Exercise physiologists indicate that DOMS is the result of microscopic tearing of your muscle fibers. The extent of muscle tearing largely depends on the duration and intensity of your workout. Have your tried a new workout lately? DOMS may just be the result of your body moving in a way it is not used to moving in.
While many say that prevention is the best form of medicine, there is no known way that is 100 percent effective in preventing DOMS. How you prevent and treat muscle soreness may be based largely on your own personal preferences. Can we make one suggestion? Try a foam roller immediately following exercise. A foam roller can help ease knots and muscle tension. Spend a few minutes with your foam roller after exercising and you may not find it so difficult to get out of bed in the morning.
If you engage in a new workout or a more intense workout, you may find yourself sore. It’s almost a fact of life—intense exercise leads to soreness. May we suggest the following to help you deal with the small problem:
- Simply rest. If you can sit still long enough (we know you are aching to get back out there), the pain will subside within a few days to a week.

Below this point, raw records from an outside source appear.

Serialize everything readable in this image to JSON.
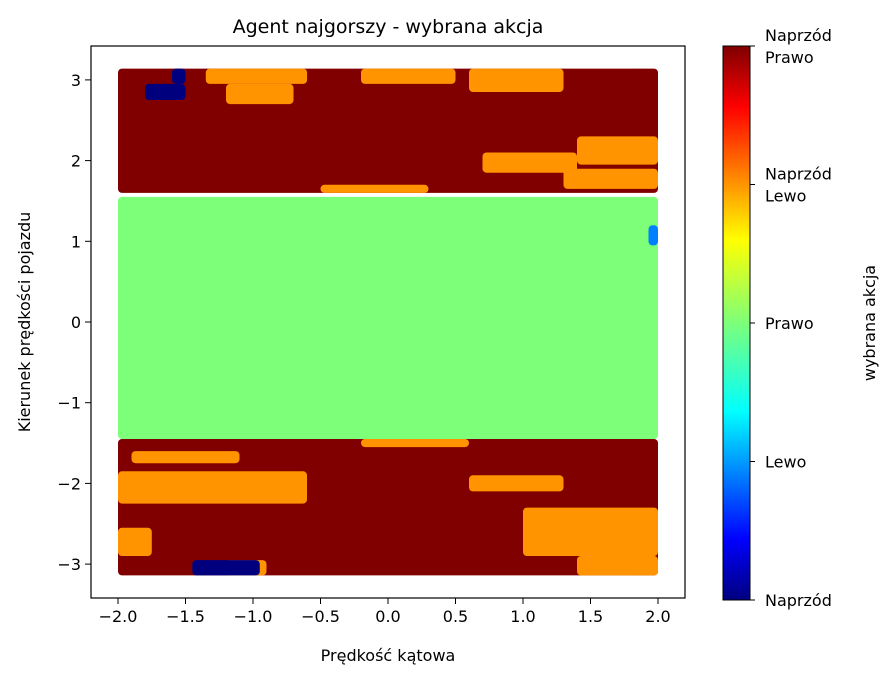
{
  "chart_data": {
    "type": "heatmap",
    "title": "Agent najgorszy - wybrana akcja",
    "xlabel": "Prędkość kątowa",
    "ylabel": "Kierunek prędkości pojazdu",
    "xlim": [
      -2.2,
      2.2
    ],
    "ylim": [
      -3.42,
      3.42
    ],
    "x_ticks": [
      -2.0,
      -1.5,
      -1.0,
      -0.5,
      0.0,
      0.5,
      1.0,
      1.5,
      2.0
    ],
    "x_tick_labels": [
      "−2.0",
      "−1.5",
      "−1.0",
      "−0.5",
      "0.0",
      "0.5",
      "1.0",
      "1.5",
      "2.0"
    ],
    "y_ticks": [
      -3,
      -2,
      -1,
      0,
      1,
      2,
      3
    ],
    "y_tick_labels": [
      "−3",
      "−2",
      "−1",
      "0",
      "1",
      "2",
      "3"
    ],
    "grid": false,
    "colormap": "jet",
    "colorbar": {
      "label": "wybrana akcja",
      "range": [
        0,
        4
      ],
      "ticks": [
        {
          "value": 0,
          "lines": [
            "Naprzód"
          ]
        },
        {
          "value": 1,
          "lines": [
            "Lewo"
          ]
        },
        {
          "value": 2,
          "lines": [
            "Prawo"
          ]
        },
        {
          "value": 3,
          "lines": [
            "Naprzód",
            "Lewo"
          ]
        },
        {
          "value": 4,
          "lines": [
            "Naprzód",
            "Prawo"
          ]
        }
      ]
    },
    "actions": [
      {
        "value": 0,
        "name": "Naprzód",
        "color": "#00007f"
      },
      {
        "value": 1,
        "name": "Lewo",
        "color": "#0080ff"
      },
      {
        "value": 2,
        "name": "Prawo",
        "color": "#7dff7a"
      },
      {
        "value": 3,
        "name": "Naprzód Lewo",
        "color": "#ff9400"
      },
      {
        "value": 4,
        "name": "Naprzód Prawo",
        "color": "#800000"
      }
    ],
    "data_extent": {
      "x": [
        -2.0,
        2.0
      ],
      "y": [
        -3.14,
        3.14
      ]
    },
    "regions": [
      {
        "action": 4,
        "x": [
          -2.0,
          2.0
        ],
        "y": [
          1.6,
          3.14
        ]
      },
      {
        "action": 3,
        "x": [
          -1.35,
          -0.6
        ],
        "y": [
          2.95,
          3.14
        ]
      },
      {
        "action": 3,
        "x": [
          -0.2,
          0.5
        ],
        "y": [
          2.95,
          3.14
        ]
      },
      {
        "action": 3,
        "x": [
          0.6,
          1.3
        ],
        "y": [
          2.85,
          3.14
        ]
      },
      {
        "action": 3,
        "x": [
          -1.2,
          -0.7
        ],
        "y": [
          2.7,
          2.95
        ]
      },
      {
        "action": 3,
        "x": [
          1.4,
          2.0
        ],
        "y": [
          1.95,
          2.3
        ]
      },
      {
        "action": 3,
        "x": [
          0.7,
          1.4
        ],
        "y": [
          1.85,
          2.1
        ]
      },
      {
        "action": 3,
        "x": [
          1.3,
          2.0
        ],
        "y": [
          1.65,
          1.9
        ]
      },
      {
        "action": 3,
        "x": [
          -0.5,
          0.3
        ],
        "y": [
          1.6,
          1.7
        ]
      },
      {
        "action": 0,
        "x": [
          -1.8,
          -1.5
        ],
        "y": [
          2.75,
          2.95
        ]
      },
      {
        "action": 0,
        "x": [
          -1.6,
          -1.5
        ],
        "y": [
          2.95,
          3.14
        ]
      },
      {
        "action": 2,
        "x": [
          -2.0,
          2.0
        ],
        "y": [
          -1.45,
          1.55
        ]
      },
      {
        "action": 1,
        "x": [
          1.93,
          2.0
        ],
        "y": [
          0.95,
          1.2
        ]
      },
      {
        "action": 4,
        "x": [
          -2.0,
          2.0
        ],
        "y": [
          -3.14,
          -1.45
        ]
      },
      {
        "action": 3,
        "x": [
          -2.0,
          -0.6
        ],
        "y": [
          -2.25,
          -1.85
        ]
      },
      {
        "action": 3,
        "x": [
          -1.9,
          -1.1
        ],
        "y": [
          -1.75,
          -1.6
        ]
      },
      {
        "action": 3,
        "x": [
          0.6,
          1.3
        ],
        "y": [
          -2.1,
          -1.9
        ]
      },
      {
        "action": 3,
        "x": [
          -0.2,
          0.6
        ],
        "y": [
          -1.55,
          -1.45
        ]
      },
      {
        "action": 3,
        "x": [
          1.0,
          2.0
        ],
        "y": [
          -2.9,
          -2.3
        ]
      },
      {
        "action": 3,
        "x": [
          1.4,
          2.0
        ],
        "y": [
          -3.14,
          -2.9
        ]
      },
      {
        "action": 3,
        "x": [
          -2.0,
          -1.75
        ],
        "y": [
          -2.9,
          -2.55
        ]
      },
      {
        "action": 3,
        "x": [
          -1.2,
          -0.9
        ],
        "y": [
          -3.14,
          -2.95
        ]
      },
      {
        "action": 0,
        "x": [
          -1.45,
          -0.95
        ],
        "y": [
          -3.14,
          -2.95
        ]
      }
    ]
  }
}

- Engage in low-impact exercise. If you are not one to sit around and wait for the pain do go away. Try alternating your workout regime instead of pushing through the pain. Try swimming, walking, riding a stationary bike or using an elliptical machine.
- Take a non-steroidal over-the-counter anti-inflammatory medication.
- Take this opportunity to get a sports massage. If you’ve always wanted to try out a massage, take advantage of your muscle soreness and try one out.
- Use the R.I.C.E. method much like if you had an injury (Rest, Ice, Compression and Elevation).
- Listen to your body. If something hurts, do not do it.
- Try a yoga class. Research does indicate that the stretching movements of yoga can help prevent injury and muscle soreness.